Because central banks conventionally conduct monetary policy by manipulating the short-term nominal interest rate, some observers have concluded that when that key rate stands at or near zero, the central bank has "run out of ammunition" — that is, it no longer has the power to expand aggregate demand and hence economic activity. It is true that once the policy rate has been driven down to zero, a central bank can no longer use its traditional means of stimulating aggregate demand and thus will be operating in less familiar territory. The central bank's inability to use its traditional methods may complicate the policymaking process and introduce uncertainty in the size and timing of the economy's response to policy actions. Hence I agree that the situation is one to be avoided if possible.
Does he think this will happen? No. He freely admits what we in the inflationist camp have been saying ever since the inflation vs. deflation debate broke out in hard-money circles back in 1974.
However, a principal message of my talk today is that a central bank whose accustomed policy rate has been forced down to zero has most definitely not run out of ammunition. As I will discuss, a central bank, either alone or in cooperation with other parts of the government, retains considerable power to expand aggregate demand and economic activity even when its accustomed policy rate is at zero.

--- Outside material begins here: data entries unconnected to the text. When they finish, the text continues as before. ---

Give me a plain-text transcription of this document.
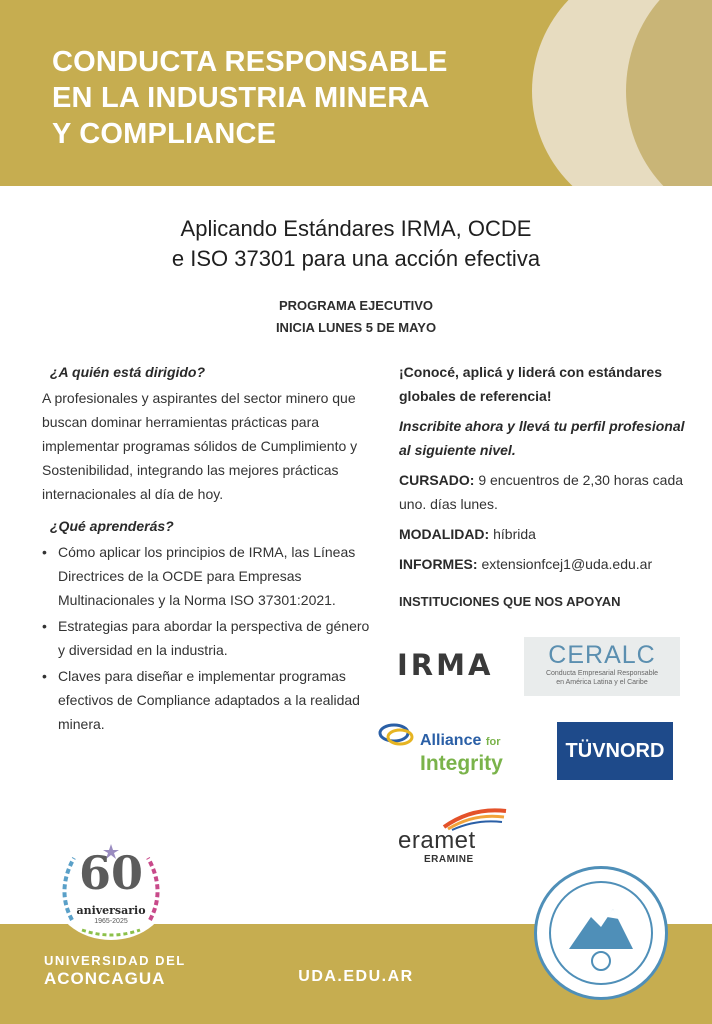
CONDUCTA RESPONSABLE
EN LA INDUSTRIA MINERA
Y COMPLIANCE
Aplicando Estándares IRMA, OCDE
e ISO 37301 para una acción efectiva
PROGRAMA EJECUTIVO
INICIA LUNES 5 DE MAYO
¿A quién está dirigido?

A profesionales y aspirantes del sector minero que buscan dominar herramientas prácticas para implementar programas sólidos de Cumplimiento y Sostenibilidad, integrando las mejores prácticas internacionales al día de hoy.

¿Qué aprenderás?
• Cómo aplicar los principios de IRMA, las Líneas Directrices de la OCDE para Empresas Multinacionales y la Norma ISO 37301:2021.
• Estrategias para abordar la perspectiva de género y diversidad en la industria.
• Claves para diseñar e implementar programas efectivos de Compliance adaptados a la realidad minera.
¡Conocé, aplicá y liderá con estándares globales de referencia!
Inscribite ahora y llevá tu perfil profesional al siguiente nivel.
CURSADO: 9 encuentros de 2,30 horas cada uno. días lunes.
MODALIDAD: híbrida
INFORMES: extensionfcej1@uda.edu.ar
INSTITUCIONES QUE NOS APOYAN
IRMA	CERALC
Conducta Empresarial Responsable
en América Latina y el Caribe
Alliance for
Integrity
TÜVNORD
eramet
ERAMINE
60
aniversario
1965-2025
UNIVERSIDAD DEL
ACONCAGUA	UDA.EDU.AR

The FED, he says, can buy long-term bonds, thereby lowering the price (interest rate).
Lower rates over the maturity spectrum of public and private securities should strengthen aggregate demand in the usual ways and thus help to end deflation. Of course, if operating in relatively short-dated Treasury debt proved insufficient, the Fed could also attempt to cap yields of Treasury securities at still longer maturities, say three to six years. Yet another option would be for the Fed to use its existing authority to operate in the markets for agency debt (for example, mortgage-backed securities issued by Ginnie Mae, the Government National Mortgage Association).

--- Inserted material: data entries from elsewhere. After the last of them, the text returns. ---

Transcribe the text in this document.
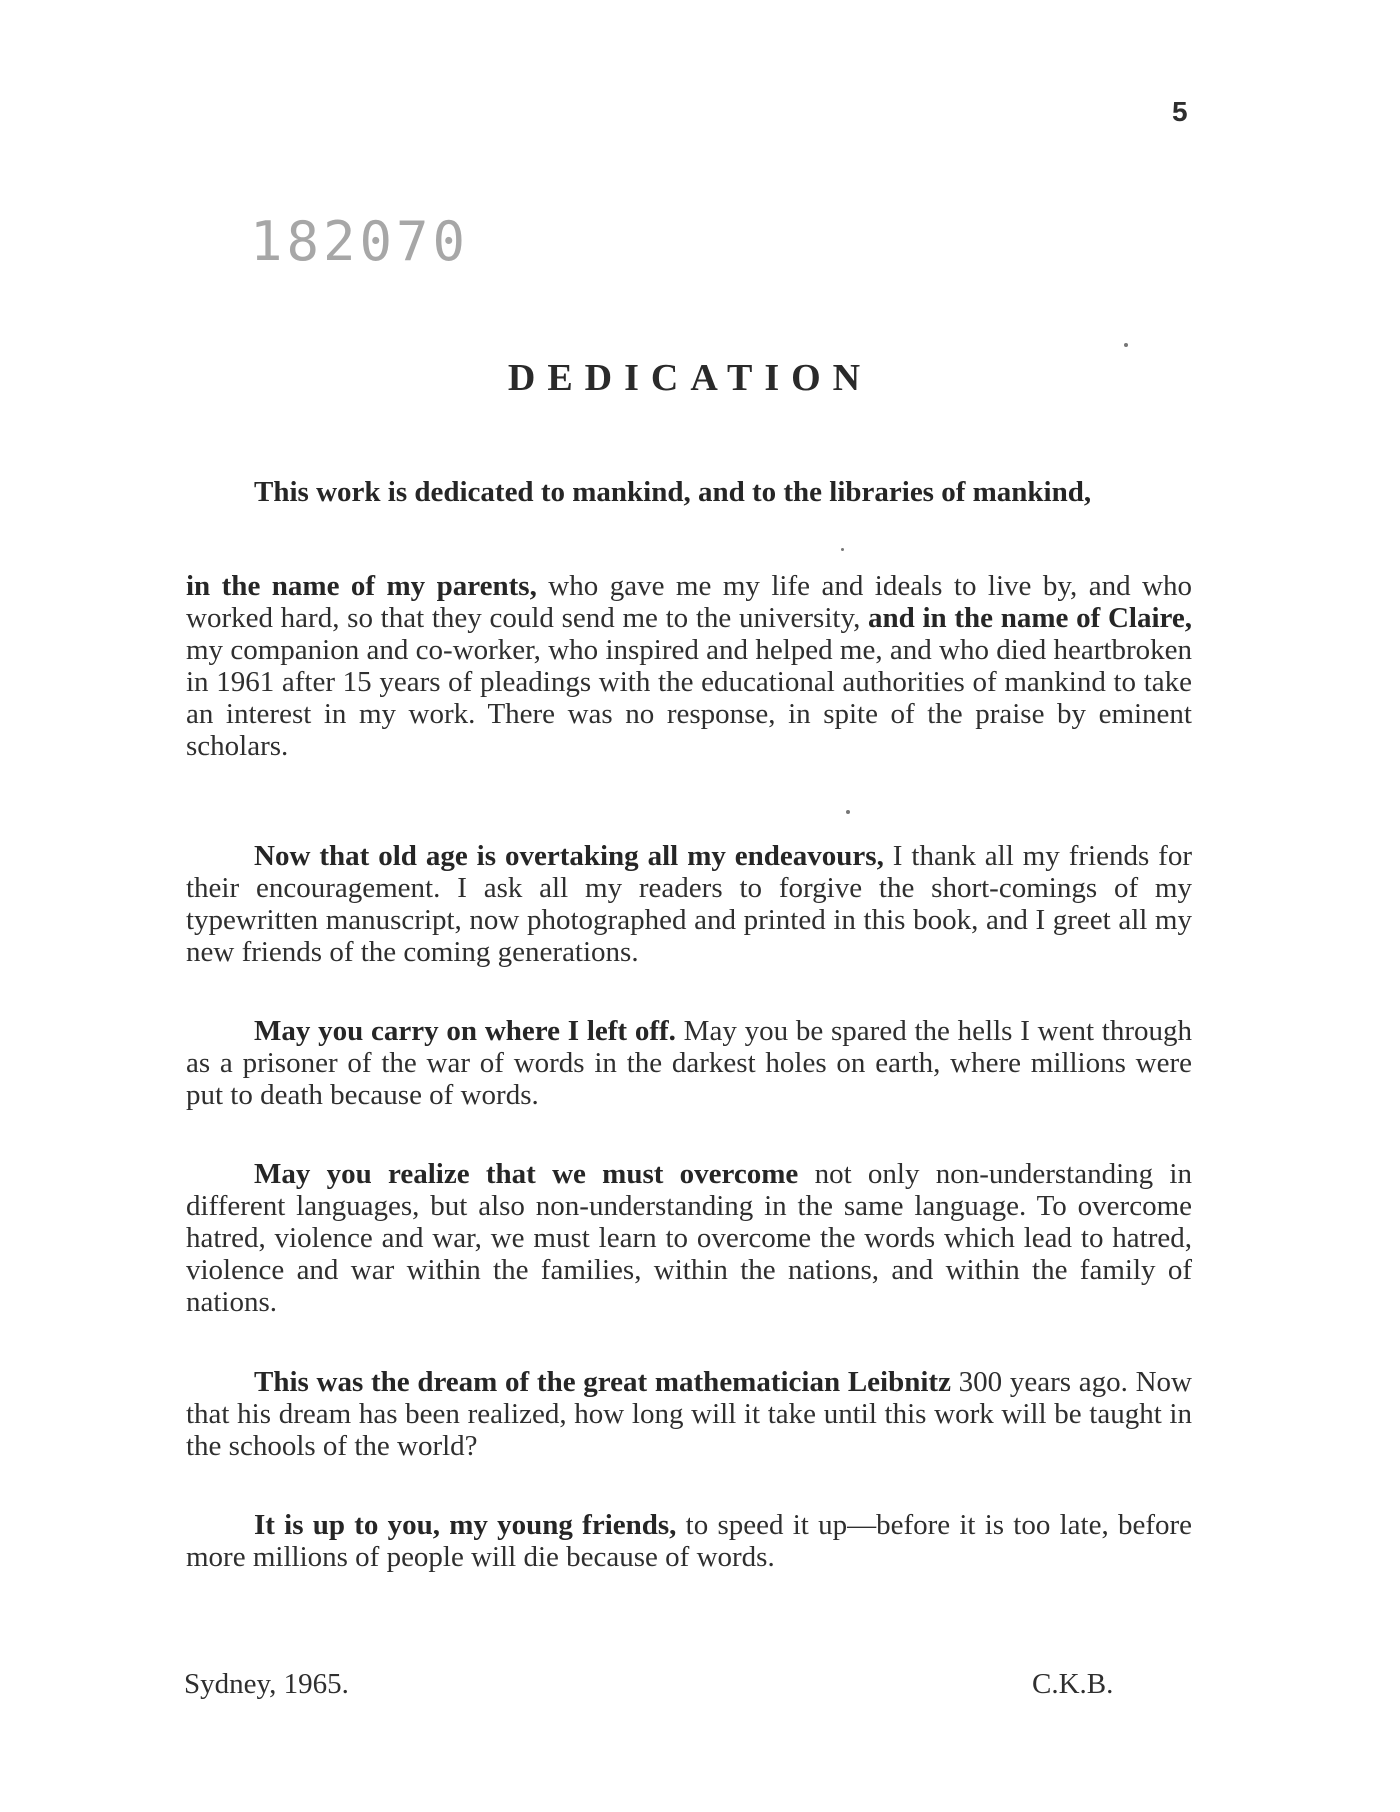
5
182070
DEDICATION

This work is dedicated to mankind, and to the libraries of mankind,

in the name of my parents, who gave me my life and ideals to live by, and who worked hard, so that they could send me to the university, and in the name of Claire, my companion and co-worker, who inspired and helped me, and who died heartbroken in 1961 after 15 years of pleadings with the educational authorities of mankind to take an interest in my work. There was no response, in spite of the praise by eminent scholars.

Now that old age is overtaking all my endeavours, I thank all my friends for their encouragement. I ask all my readers to forgive the short-comings of my typewritten manuscript, now photographed and printed in this book, and I greet all my new friends of the coming generations.

May you carry on where I left off. May you be spared the hells I went through as a prisoner of the war of words in the darkest holes on earth, where millions were put to death because of words.

May you realize that we must overcome not only non-understanding in different languages, but also non-understanding in the same language. To overcome hatred, violence and war, we must learn to overcome the words which lead to hatred, violence and war within the families, within the nations, and within the family of nations.

This was the dream of the great mathematician Leibnitz 300 years ago. Now that his dream has been realized, how long will it take until this work will be taught in the schools of the world?

It is up to you, my young friends, to speed it up—before it is too late, before more millions of people will die because of words.

Sydney, 1965.	C.K.B.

In short, the real estate boom will get all the money it needs to be sustained.
The FED can also make zero-interest loans to banks, he said. Will banks take free money? Count on it. Next, the FED can buy foreign nations' debt.
The Fed can inject money into the economy in still other ways. For example, the Fed has the authority to buy foreign government debt, as well as domestic government debt. Potentially, this class of assets offers huge scope for Fed operations, as the quantity of foreign assets eligible for purchase by the Fed is several times the stock of U.S. government debt.
He did not even discuss the possibility of direct purchases by the FED of corporate equities.
He comes to the conclusion that I came to in 1962: the central bank will inflate, no matter what, when faced with widespread price deflation.
Sustained deflation can be highly destructive to a modern economy and should be strongly resisted. Fortunately, for the foreseeable future, the chances of a serious deflation in the United States appear remote indeed, in large part because of our economy's underlying strengths but also because of the determination of the Federal Reserve and other U.S. policymakers to act preemptively against deflationary pressures.
When it comes to fiat money, the old slogan applies:
"There's more where that came from."
We are not facing long-term deflation. We are facing a new round of price inflation as a result of existing monetary inflation, with more to come if necessary to avoid falling prices.
If there is one sector of the economy in which consumers are willing to take on new debt and buy more stuff, it is the housing market. If it collapses, a depression is likely. If the FED chooses to supply funds for Fannie Mae and Freddy Mac, the FED can keep this bubble going for a long time. It will become lender of last resort for the housing market.